Обратный путь - девять километров, вспомнил он вчерашние слова отца. Дорога простая, спокойно вниз. За сколько он сможет ее пройти, часа за два? А спасатели - о, только бы они были на месте, но они же должны быть на месте, но за сколько времени они соберутся, они должны быстро собраться, они всегда должны быть готовы к выезду, к вылету - мы же полетим на вертолёте. Но как мы разыщем моих родных? А если пойдёт снег? Их занесёт снегом, и они заснут и замерзнут.
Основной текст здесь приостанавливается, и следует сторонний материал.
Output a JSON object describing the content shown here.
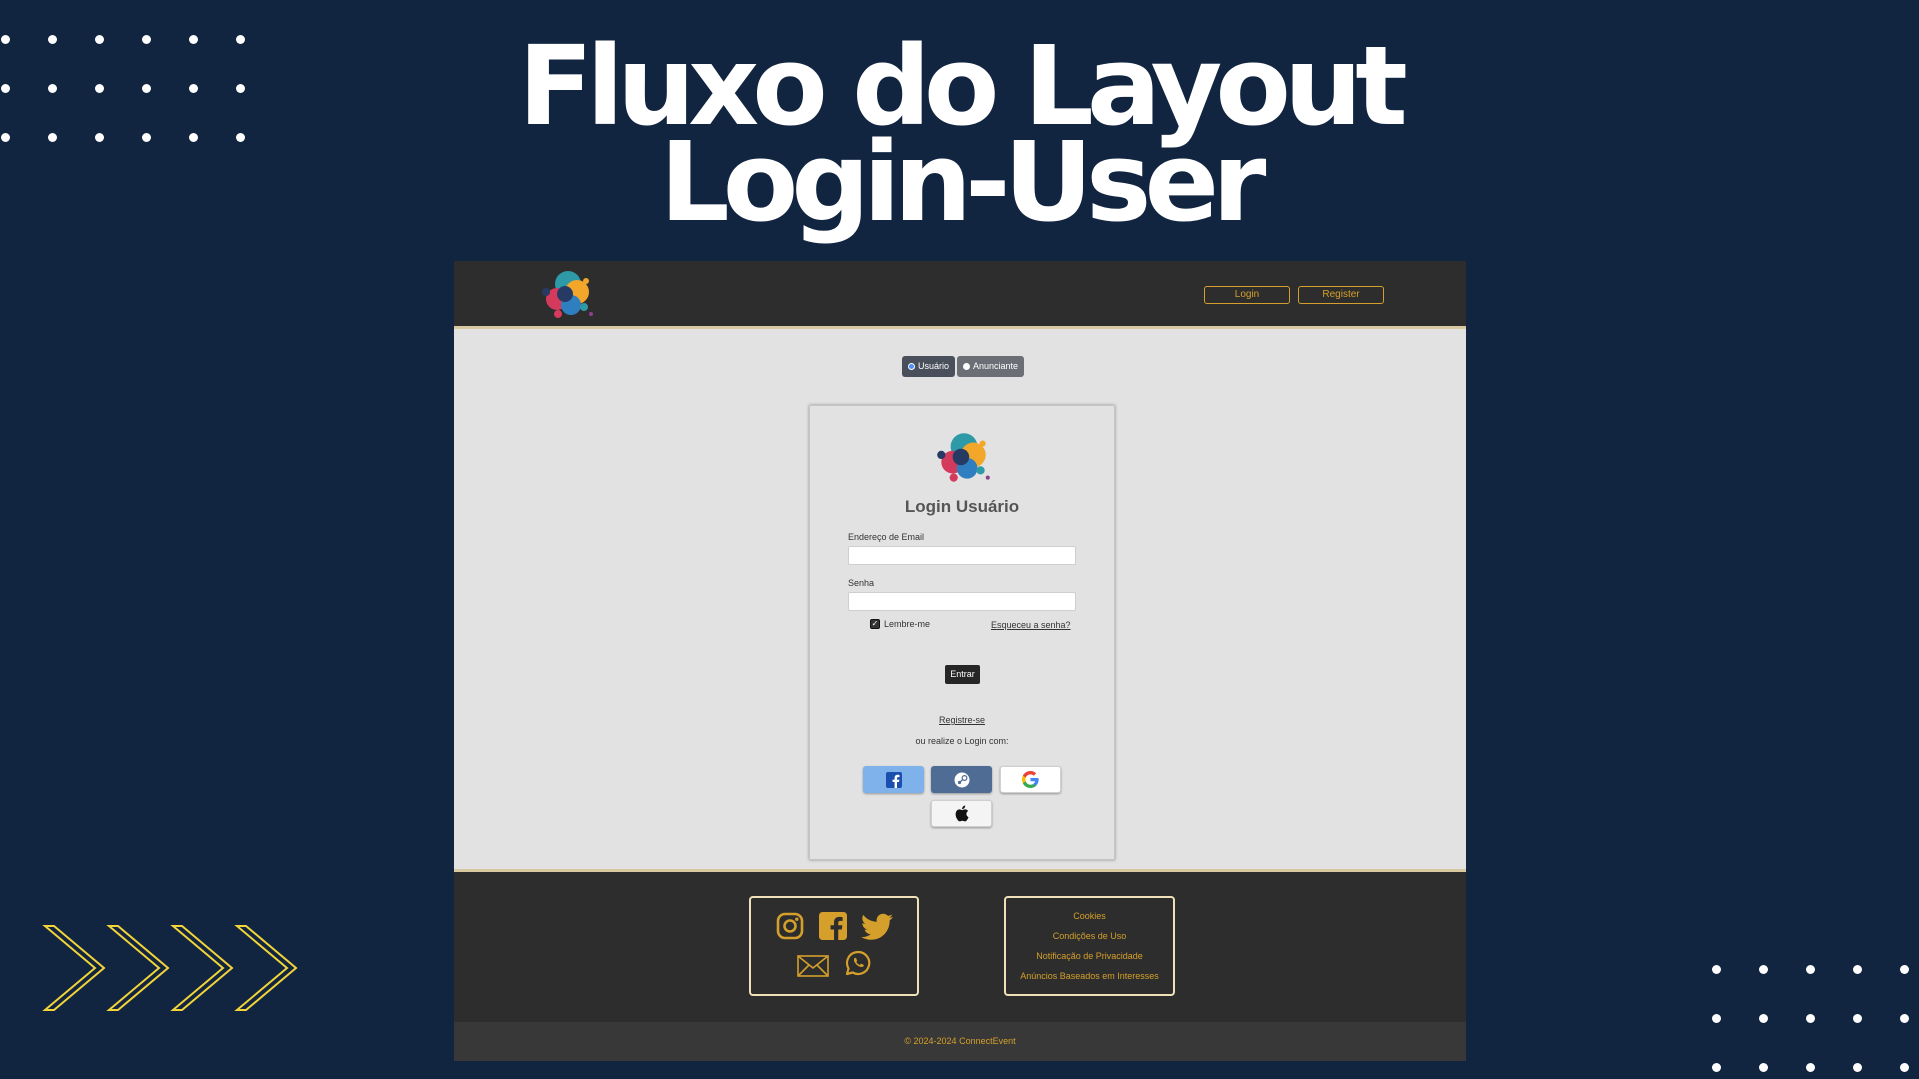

Илья вздрогнул - от порыва холодного ветра и от ужасов, которые успел навоображать. И прибавил шагу, едва не побежал.
Дорога, пологим серпантином петлявшая вдоль горы, была теперь довольно широкой, даже колея на земле виднелась.
- Ой, - вскрикнул Илья, когда за очередным поворотом дороги врезался в человека в мятой шляпе, склонившегося над растением у дороги.
- Осторожно, молодой человек, - сказал мужчина, поднимаясь на ноги. Рядом с ним у обочины дороги стояла запряженная в повозку лошадь, - вы погубите образцы дикой флоры.